Lá em cima na saída pelo lado direito era a casa de Chico Surdo e em seguida A malhada de Dona Agda, a casa de Zé Vida Torta e D.Salvelina, E quase em frente, era(E AINDA É) a casa de Totonho e Dona Coité, vizinho de Fraterno e Honorata. Seguindo ainda pelo lado esquerdo, a casa de Dona Mariquinha, João de Pedro a casa da avó de Tizío (Esqueci o nome dela, que era também avó de um sujeito chamado Marivaldo) e o prédio escolar.

Existiam ali quatro entradas para o carrapato: A primeira onde hoje é a casa de Boquinha, a segunda a casa do Finado Teodoro Mendes a terceira após o Prédio, (Vizinho a Zé Caiçara e Dona Moça) em frente à matança de Zé Maia (Pai de Zé Pretinho) a quarta era depois da casa de Seu Zé Pereira, que após a entrada era a casa de Seu Pedrinho e em frente à casa de Seu Do Reis. Passando dessa casa vinha a morada de Bento e Zita (Que eram os pais de Teobaldo, Miudinho, Carminha e tinha uma outra que não recordo o nome). Logo em frente - Colado com seu Pedrinho - morava a finada Caetana e depois era a casa de Zé Maia e Dona Davina, e em seguida era a casa de D.Odete (que era vizinha de Januária de Vitoriano, pai de Marão) e quase em frente morava Pedro Sergipano com a professora Nenzinha e família.

Ao lado dele a roça de Manoel Dantas que ficava em frente à casa de Seu Lucas e Dona Nita, e em frente morava Seu Juca e Dona Zulmira, e ao lado deste, Seu Luiz e Dona Maria (que eram os pais de Dadá, Zé e Alice). A frente morava Dona Nicácia seus filhos e sua filha Izilda.

Ali no sitio residiam Jeronilson, Petu, Rui que foi casado com Amália, Antônio de Apolônio, o Pai de SEU NÉ, Ricardo, D.Raquel (Mãe de Zé) Seu Olímpio, Mané Coruja, Seu Davi (e sua grande família), os pais do finado Zelão, e Seu Amando e chegava às vendas, ali entrada da chapada.

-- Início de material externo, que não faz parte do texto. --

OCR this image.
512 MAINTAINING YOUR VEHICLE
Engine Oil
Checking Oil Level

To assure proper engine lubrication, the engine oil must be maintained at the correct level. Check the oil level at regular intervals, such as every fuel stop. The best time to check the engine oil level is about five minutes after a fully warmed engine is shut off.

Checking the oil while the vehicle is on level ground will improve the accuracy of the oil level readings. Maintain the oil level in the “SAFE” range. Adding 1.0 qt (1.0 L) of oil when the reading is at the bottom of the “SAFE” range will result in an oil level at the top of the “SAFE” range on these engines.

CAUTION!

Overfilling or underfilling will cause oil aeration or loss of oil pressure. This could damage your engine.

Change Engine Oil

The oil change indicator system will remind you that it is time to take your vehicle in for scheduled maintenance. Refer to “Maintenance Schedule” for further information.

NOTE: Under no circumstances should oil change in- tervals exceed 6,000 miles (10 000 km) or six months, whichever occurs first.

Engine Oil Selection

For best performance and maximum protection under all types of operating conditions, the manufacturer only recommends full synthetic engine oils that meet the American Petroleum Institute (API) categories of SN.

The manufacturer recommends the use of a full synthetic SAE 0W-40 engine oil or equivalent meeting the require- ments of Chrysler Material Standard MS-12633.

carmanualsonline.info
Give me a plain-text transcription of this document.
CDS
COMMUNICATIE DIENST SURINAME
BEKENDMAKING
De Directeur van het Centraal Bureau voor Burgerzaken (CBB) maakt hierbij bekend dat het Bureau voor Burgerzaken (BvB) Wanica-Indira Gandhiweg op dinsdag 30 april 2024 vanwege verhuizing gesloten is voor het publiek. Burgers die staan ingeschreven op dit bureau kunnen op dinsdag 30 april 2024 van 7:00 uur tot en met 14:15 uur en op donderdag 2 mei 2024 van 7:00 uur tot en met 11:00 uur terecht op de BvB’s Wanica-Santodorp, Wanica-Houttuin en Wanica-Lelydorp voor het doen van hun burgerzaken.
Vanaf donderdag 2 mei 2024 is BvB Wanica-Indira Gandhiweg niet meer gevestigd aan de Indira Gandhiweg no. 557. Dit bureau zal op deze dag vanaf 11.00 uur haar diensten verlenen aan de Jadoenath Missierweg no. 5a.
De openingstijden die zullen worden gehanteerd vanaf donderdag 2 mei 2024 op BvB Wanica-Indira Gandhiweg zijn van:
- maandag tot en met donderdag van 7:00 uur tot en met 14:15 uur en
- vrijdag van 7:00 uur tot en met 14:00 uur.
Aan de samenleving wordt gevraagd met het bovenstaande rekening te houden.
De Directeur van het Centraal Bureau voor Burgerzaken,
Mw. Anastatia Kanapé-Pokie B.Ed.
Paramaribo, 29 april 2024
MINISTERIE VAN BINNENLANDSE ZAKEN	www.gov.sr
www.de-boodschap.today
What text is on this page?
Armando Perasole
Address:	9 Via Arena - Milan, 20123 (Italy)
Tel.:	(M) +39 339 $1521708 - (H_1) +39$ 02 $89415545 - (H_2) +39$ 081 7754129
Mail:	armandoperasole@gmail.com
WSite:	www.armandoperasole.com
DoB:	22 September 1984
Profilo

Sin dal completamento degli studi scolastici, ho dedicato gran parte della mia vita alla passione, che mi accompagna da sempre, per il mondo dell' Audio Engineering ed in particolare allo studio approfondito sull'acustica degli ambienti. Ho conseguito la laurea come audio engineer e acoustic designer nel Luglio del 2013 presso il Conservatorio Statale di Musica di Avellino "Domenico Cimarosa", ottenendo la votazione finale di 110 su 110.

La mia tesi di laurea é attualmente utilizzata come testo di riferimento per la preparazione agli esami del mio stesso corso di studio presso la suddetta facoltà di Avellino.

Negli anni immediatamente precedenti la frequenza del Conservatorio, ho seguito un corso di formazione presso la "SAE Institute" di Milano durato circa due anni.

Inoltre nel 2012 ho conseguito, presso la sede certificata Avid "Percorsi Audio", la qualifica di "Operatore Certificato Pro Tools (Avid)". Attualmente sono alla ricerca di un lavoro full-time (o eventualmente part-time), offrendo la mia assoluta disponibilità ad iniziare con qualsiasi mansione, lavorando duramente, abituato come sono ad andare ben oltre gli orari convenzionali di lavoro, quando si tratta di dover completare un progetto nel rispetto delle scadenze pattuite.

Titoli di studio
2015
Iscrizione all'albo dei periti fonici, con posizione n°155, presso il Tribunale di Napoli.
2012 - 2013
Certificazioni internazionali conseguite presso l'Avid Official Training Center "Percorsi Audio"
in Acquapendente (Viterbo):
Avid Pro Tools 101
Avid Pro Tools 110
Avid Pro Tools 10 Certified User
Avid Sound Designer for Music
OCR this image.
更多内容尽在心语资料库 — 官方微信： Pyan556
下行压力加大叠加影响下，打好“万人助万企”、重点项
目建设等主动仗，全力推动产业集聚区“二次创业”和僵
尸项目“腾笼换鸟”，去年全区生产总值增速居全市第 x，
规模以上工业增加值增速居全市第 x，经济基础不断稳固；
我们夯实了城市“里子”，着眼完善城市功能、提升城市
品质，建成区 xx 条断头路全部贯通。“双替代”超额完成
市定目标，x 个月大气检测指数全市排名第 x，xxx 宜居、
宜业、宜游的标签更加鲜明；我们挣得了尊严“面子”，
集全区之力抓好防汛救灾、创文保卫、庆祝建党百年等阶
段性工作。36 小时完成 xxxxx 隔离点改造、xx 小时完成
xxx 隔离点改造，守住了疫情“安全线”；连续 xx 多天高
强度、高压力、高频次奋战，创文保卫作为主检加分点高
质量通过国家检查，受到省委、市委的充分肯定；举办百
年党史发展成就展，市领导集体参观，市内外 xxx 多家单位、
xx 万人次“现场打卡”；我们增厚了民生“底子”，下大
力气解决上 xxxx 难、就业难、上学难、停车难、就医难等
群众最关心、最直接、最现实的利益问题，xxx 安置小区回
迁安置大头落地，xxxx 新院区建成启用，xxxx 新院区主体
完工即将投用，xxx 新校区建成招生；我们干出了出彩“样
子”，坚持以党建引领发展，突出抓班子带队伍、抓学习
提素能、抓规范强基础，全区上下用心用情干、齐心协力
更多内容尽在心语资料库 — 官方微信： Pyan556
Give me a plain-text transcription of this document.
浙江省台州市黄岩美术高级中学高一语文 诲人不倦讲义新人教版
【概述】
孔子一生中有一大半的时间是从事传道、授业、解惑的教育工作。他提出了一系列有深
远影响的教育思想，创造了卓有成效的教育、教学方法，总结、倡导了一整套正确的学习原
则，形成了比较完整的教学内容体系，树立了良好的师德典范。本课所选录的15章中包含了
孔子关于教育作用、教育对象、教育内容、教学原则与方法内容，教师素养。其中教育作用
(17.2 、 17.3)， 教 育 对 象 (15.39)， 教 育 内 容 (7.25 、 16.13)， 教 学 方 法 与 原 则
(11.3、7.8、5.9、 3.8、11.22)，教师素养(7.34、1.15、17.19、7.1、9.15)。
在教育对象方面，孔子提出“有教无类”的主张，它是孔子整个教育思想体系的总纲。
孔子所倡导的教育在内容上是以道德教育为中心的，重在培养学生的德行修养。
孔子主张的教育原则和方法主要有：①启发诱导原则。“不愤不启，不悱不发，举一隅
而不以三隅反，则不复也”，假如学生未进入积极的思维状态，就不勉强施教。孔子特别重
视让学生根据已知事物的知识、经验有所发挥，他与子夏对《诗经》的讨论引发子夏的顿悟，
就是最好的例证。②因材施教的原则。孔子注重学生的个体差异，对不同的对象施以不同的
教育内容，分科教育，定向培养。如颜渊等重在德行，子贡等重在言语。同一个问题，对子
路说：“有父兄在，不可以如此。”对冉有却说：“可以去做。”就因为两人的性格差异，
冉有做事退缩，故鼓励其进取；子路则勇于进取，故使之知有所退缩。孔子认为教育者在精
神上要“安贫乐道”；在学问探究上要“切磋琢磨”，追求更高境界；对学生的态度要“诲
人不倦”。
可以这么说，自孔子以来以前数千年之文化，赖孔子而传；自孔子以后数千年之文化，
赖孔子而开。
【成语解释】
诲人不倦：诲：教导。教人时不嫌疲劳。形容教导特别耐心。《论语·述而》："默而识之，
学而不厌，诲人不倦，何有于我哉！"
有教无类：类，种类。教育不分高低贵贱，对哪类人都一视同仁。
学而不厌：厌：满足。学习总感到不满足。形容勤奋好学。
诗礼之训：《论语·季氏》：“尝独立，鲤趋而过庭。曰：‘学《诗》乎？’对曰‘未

Como não guardar na mente tantas lembranças que hoje mesmo estando grande ainda sinto-me pequeno demais, como se ainda coubesse o meu corpo no afago dessa terra que um dia me teve embalando em seus braços que eram tão meus, mas que o tempo (como um guardião, um protetor invisível, um acolhedor, um corretor de nossas atitudes, um memorizador das nossas ações que nos tornam pessoas que com o passar dos anos crescem) tirou-me de lá, mas nunca me afastou de fato daquele torrão que ainda AO MEU MODO, eu amo sem saber explicar como e nem por que. E, num suspiro de saudades eu afirmo em dizer que eu, sim, que eu sou da Serra, da mesma Serra do Aporá, da então Itamira que um dia hei de ver emancipada, onde hoje pra ela, dedico essas minhas memórias.

Fim... Mas sem nunca terminar, pois amor, nunca termina, aquilo que um dia a vida começou.

Carlos Silva - poeta cantador, Mestre de culturas populares e Itamirense de todo meu coração inspirado nas saudades tão minhas que divido com todos aqueles que entendem o que quero de fato dizer.

Com gratidão e muito afeto, Muito obrigado.